One-Trial FDA Approvals: Efficiency Gain or New Regulatory Paradox?

For the first time, FDA has declared that one pivotal trial plus confirmatory evidence will be its default pathway for drug approval—effectively ending the informal “two-trial” expectation that has shaped development strategies for decades. What’s notable is that this shift comes just as the Agency doubles down on postmarket evidence generation and modern statistical tools, rather than simply relaxing standards (FDA, 2023, Prasad and Makary, 2026).

The legal basis is not new. Since 1997, FDA has had explicit authority to accept “one adequate and well-controlled clinical investigation and confirmatory evidence” as substantial evidence of effectiveness, a framework clarified in draft guidance issued in 2023. Confirmatory evidence now explicitly spans mechanistic data, related indications, class effects, high-quality real‑world data, and even a second, smaller adequate and well-controlled study. At the same time, FDA’s 2026 Bayesian draft guidance signals that pivotal trials can formally borrow prior and external data while still meeting agreed operating characteristics for error control (FDA, 2023, FDA, 2026, Studna, 2026).

The economic stakes are stark. In oncology for example, a single pivotal trial can cost 30–150 million dollars and add years to development timelines, on top of a median 7.3‑year path from first activity to drug approval. If one robust trial becomes the norm rather than the exception, capital-at-risk falls materially—and one of industry’s standard justifications for high launch prices (multibillion‑dollar R&D narratives) looks increasingly fragile. Yet the new default also raises a harder question for sponsors: with no second “confirmatory” trial as a backstop, regulators will scrutinize control-arm quality, endpoint selection, effect size, and post-progression therapy more aggressively than in traditional two-trial programs (Prasad and Mailankody, 2017, Prasad and Makary, 2026).

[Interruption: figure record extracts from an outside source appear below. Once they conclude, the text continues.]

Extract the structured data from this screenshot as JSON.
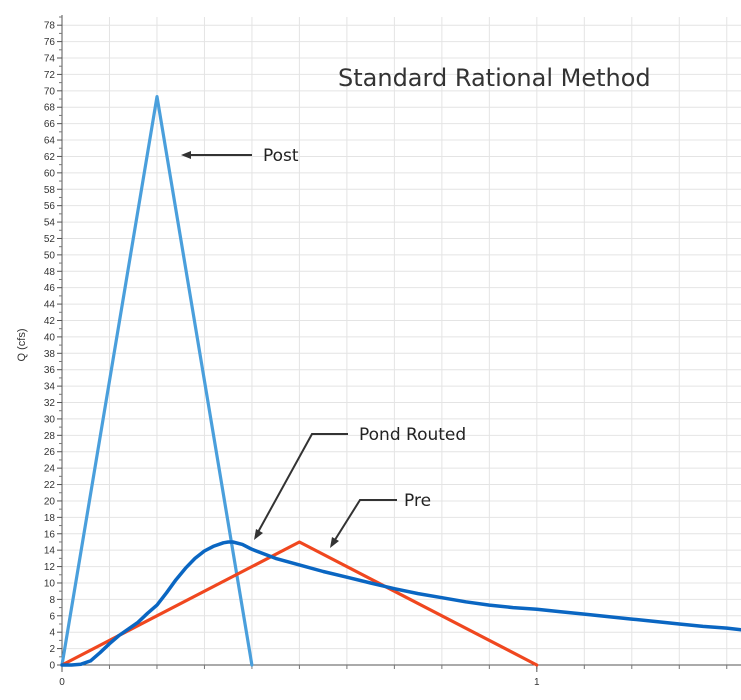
{
  "chart_data": {
    "type": "line",
    "title": "Standard Rational Method",
    "xlabel": "",
    "ylabel": "Q (cfs)",
    "xlim": [
      0,
      1.43
    ],
    "ylim": [
      0,
      79
    ],
    "x_ticks": [
      0,
      1
    ],
    "y_ticks": [
      0,
      2,
      4,
      6,
      8,
      10,
      12,
      14,
      16,
      18,
      20,
      22,
      24,
      26,
      28,
      30,
      32,
      34,
      36,
      38,
      40,
      42,
      44,
      46,
      48,
      50,
      52,
      54,
      56,
      58,
      60,
      62,
      64,
      66,
      68,
      70,
      72,
      74,
      76,
      78
    ],
    "grid": true,
    "legend": "none",
    "series": [
      {
        "name": "Post",
        "color": "#4a9fdc",
        "x": [
          0,
          0.2,
          0.4
        ],
        "y": [
          0,
          69.3,
          0
        ]
      },
      {
        "name": "Pre",
        "color": "#f0471f",
        "x": [
          0,
          0.5,
          1.0
        ],
        "y": [
          0,
          15,
          0
        ]
      },
      {
        "name": "Pond Routed",
        "color": "#0a66c2",
        "x": [
          0,
          0.02,
          0.04,
          0.06,
          0.08,
          0.1,
          0.12,
          0.14,
          0.16,
          0.18,
          0.2,
          0.22,
          0.24,
          0.26,
          0.28,
          0.3,
          0.32,
          0.34,
          0.35,
          0.36,
          0.38,
          0.4,
          0.45,
          0.5,
          0.55,
          0.6,
          0.65,
          0.7,
          0.75,
          0.8,
          0.85,
          0.9,
          0.95,
          1.0,
          1.05,
          1.1,
          1.15,
          1.2,
          1.25,
          1.3,
          1.35,
          1.4,
          1.43
        ],
        "y": [
          0,
          0,
          0.1,
          0.5,
          1.5,
          2.6,
          3.6,
          4.4,
          5.2,
          6.3,
          7.3,
          8.8,
          10.4,
          11.8,
          13.0,
          13.9,
          14.5,
          14.9,
          15.0,
          15.0,
          14.7,
          14.1,
          13.0,
          12.2,
          11.4,
          10.7,
          10.0,
          9.3,
          8.7,
          8.2,
          7.7,
          7.3,
          7.0,
          6.8,
          6.5,
          6.2,
          5.9,
          5.6,
          5.3,
          5.0,
          4.7,
          4.5,
          4.3
        ]
      }
    ],
    "annotations": [
      {
        "text": "Post",
        "points_to": "Post"
      },
      {
        "text": "Pond Routed",
        "points_to": "Pond Routed"
      },
      {
        "text": "Pre",
        "points_to": "Pre"
      }
    ]
  },
  "labels": {
    "title": "Standard Rational Method",
    "ylabel": "Q (cfs)",
    "annot_post": "Post",
    "annot_pond": "Pond Routed",
    "annot_pre": "Pre"
  }
}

Implementation will not be uniform. FDA signals that two or more studies will still be required for products with vague mechanisms, poorly validated surrogate endpoints, or other design deficiencies, meaning sponsors cannot treat “one trial” as an entitlement. And the promise of lifecycle evidence cuts both ways: more routine use of post-market data and external controls, under a Bayesian lens, heightens the probability of label changes and even withdrawals when real-world performance diverges from the pivotal result. This creates a paradox—lower premarket burden, but higher exposure to ongoing evidentiary challenge (FDA, 2023, FDA, 2026, Studna, 2026).

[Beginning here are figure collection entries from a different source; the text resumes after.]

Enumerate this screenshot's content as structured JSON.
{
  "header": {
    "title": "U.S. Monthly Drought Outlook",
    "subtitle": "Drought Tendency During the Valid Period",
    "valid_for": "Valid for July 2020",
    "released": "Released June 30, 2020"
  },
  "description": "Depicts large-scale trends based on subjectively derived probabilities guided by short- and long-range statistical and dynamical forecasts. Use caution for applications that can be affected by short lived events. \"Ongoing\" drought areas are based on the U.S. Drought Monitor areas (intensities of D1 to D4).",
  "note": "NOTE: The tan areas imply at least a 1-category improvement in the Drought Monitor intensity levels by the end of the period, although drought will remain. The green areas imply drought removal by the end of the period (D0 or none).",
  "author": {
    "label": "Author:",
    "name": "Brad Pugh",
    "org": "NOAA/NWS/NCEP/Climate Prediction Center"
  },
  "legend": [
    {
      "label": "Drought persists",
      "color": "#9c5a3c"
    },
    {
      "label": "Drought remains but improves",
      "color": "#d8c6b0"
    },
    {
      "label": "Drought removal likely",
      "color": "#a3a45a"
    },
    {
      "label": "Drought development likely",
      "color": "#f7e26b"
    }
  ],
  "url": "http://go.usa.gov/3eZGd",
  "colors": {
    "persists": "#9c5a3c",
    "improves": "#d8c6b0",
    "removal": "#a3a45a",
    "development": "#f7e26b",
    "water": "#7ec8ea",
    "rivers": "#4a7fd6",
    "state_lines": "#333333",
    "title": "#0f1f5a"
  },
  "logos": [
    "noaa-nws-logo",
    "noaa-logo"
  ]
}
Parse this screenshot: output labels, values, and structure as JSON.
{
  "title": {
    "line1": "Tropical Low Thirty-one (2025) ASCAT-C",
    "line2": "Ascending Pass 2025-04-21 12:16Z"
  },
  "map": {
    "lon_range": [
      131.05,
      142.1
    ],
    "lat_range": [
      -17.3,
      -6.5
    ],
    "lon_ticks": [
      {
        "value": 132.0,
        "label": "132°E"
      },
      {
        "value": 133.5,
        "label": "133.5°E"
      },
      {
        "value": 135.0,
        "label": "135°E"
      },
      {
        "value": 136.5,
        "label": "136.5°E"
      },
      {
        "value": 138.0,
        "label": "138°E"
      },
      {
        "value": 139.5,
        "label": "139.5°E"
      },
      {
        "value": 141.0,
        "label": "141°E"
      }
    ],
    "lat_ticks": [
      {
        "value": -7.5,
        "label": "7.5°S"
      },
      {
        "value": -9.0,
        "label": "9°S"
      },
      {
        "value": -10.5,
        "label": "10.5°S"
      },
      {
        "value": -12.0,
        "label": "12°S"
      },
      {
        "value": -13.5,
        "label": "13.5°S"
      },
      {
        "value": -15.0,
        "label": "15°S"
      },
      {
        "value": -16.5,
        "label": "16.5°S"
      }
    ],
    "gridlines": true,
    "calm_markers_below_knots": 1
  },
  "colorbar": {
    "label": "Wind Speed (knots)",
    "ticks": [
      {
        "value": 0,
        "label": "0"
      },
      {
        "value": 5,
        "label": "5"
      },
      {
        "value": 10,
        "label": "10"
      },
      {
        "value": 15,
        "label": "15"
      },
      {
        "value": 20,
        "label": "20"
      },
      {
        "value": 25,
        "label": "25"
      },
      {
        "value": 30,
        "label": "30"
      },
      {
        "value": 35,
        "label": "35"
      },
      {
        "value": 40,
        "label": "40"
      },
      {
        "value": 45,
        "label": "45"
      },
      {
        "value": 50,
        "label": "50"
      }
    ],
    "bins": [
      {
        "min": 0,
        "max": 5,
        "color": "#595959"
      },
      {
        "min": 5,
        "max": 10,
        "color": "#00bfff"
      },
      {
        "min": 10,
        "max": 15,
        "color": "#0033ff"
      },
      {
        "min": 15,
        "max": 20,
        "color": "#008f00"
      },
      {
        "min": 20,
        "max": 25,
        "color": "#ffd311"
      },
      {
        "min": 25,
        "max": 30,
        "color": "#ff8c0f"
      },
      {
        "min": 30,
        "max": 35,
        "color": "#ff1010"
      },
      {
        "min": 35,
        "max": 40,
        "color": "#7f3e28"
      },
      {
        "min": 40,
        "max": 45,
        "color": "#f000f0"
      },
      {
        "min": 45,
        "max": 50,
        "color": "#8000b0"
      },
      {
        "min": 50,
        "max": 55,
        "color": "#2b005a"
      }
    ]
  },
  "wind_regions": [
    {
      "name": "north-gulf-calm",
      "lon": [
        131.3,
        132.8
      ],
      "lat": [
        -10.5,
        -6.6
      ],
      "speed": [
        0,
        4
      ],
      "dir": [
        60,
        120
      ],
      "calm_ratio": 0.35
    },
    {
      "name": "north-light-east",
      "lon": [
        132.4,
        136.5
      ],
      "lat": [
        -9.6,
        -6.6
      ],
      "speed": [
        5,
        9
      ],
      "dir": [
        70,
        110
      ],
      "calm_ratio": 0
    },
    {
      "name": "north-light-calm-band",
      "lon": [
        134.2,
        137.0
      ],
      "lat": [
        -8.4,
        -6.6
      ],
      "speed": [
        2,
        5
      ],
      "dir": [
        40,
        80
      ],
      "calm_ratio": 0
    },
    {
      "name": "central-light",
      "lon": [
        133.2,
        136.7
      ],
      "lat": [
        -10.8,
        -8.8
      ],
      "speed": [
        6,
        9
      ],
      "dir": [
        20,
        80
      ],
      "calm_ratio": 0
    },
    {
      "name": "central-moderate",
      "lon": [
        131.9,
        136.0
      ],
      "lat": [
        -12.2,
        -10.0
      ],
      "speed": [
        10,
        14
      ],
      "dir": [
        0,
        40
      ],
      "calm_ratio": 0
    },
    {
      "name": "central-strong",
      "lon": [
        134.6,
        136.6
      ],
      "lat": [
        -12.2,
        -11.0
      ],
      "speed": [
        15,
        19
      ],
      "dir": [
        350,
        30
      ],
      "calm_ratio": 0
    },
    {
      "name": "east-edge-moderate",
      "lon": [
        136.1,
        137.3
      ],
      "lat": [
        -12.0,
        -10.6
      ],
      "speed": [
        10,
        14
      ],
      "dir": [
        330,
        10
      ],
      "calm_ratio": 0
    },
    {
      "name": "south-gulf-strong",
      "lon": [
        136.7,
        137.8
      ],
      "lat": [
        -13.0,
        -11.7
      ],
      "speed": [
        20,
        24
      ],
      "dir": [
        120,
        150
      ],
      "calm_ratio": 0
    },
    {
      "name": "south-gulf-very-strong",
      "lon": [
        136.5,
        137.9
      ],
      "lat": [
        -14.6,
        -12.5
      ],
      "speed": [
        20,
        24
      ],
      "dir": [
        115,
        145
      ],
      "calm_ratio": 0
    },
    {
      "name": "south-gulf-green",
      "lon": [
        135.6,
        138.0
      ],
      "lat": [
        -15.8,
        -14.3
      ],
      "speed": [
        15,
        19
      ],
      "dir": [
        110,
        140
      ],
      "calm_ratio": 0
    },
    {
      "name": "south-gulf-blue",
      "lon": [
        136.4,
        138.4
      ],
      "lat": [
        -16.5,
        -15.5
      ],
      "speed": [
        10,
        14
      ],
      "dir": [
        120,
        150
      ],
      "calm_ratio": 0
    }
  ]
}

The practical path forward is clear. Development teams should design a single, highly credible pivotal trial—contemporary, optimally controlled, rigorously blinded—while pre‑specifying a package of mechanistic, class, and real‑world evidence that can function as formal confirmatory support. Early, structured FDA dialogue on borrowing external data and Bayesian decision rules will be critical to lock in expectations and protect against post hoc disputes. For sponsors willing to embrace this model, the reward is faster market entry and cleaner narratives on value; for those who are not, the era of default two-trial programs is quietly closing (FDA, 2023, FDA, 2026).

References

1. Food and Drug Administration. (2023). Demonstrating substantial evidence of effectiveness with one adequate and well-controlled clinical investigation and confirmatory evidence (Draft guidance for industry). U.S. Department of Health and Human Services, Food and Drug Administration. https://www.fda.gov/media/172166/download
2. Food and Drug Administration. (2026). Use of Bayesian methodology in clinical trials of drug and biological products (Draft guidance for industry). U.S. Department of Health and Human Services, Food and Drug Administration. https://www.fda.gov/media/190505/download
3. Studna, A. (2026, January 13). FDA issues draft guidance to advance Bayesian methods in clinical trials. Applied Clinical Trials. https://www.appliedclinicaltrialsonline.com/view/fda-issues-draft-guidance-advance-bayesian-methods-clinical-trials
4. Prasad, V., & Mailankody, S. (2017). Research and development spending to bring a single cancer drug to market and revenues after approval. JAMA Internal Medicine, 177, 1569–1575.
5. Prasad, V., & Makary, M. A. (2026). One pivotal trial, the new default option for FDA approval—Ending the two-trial dogma. New England Journal of Medicine, 394(8), 815–817.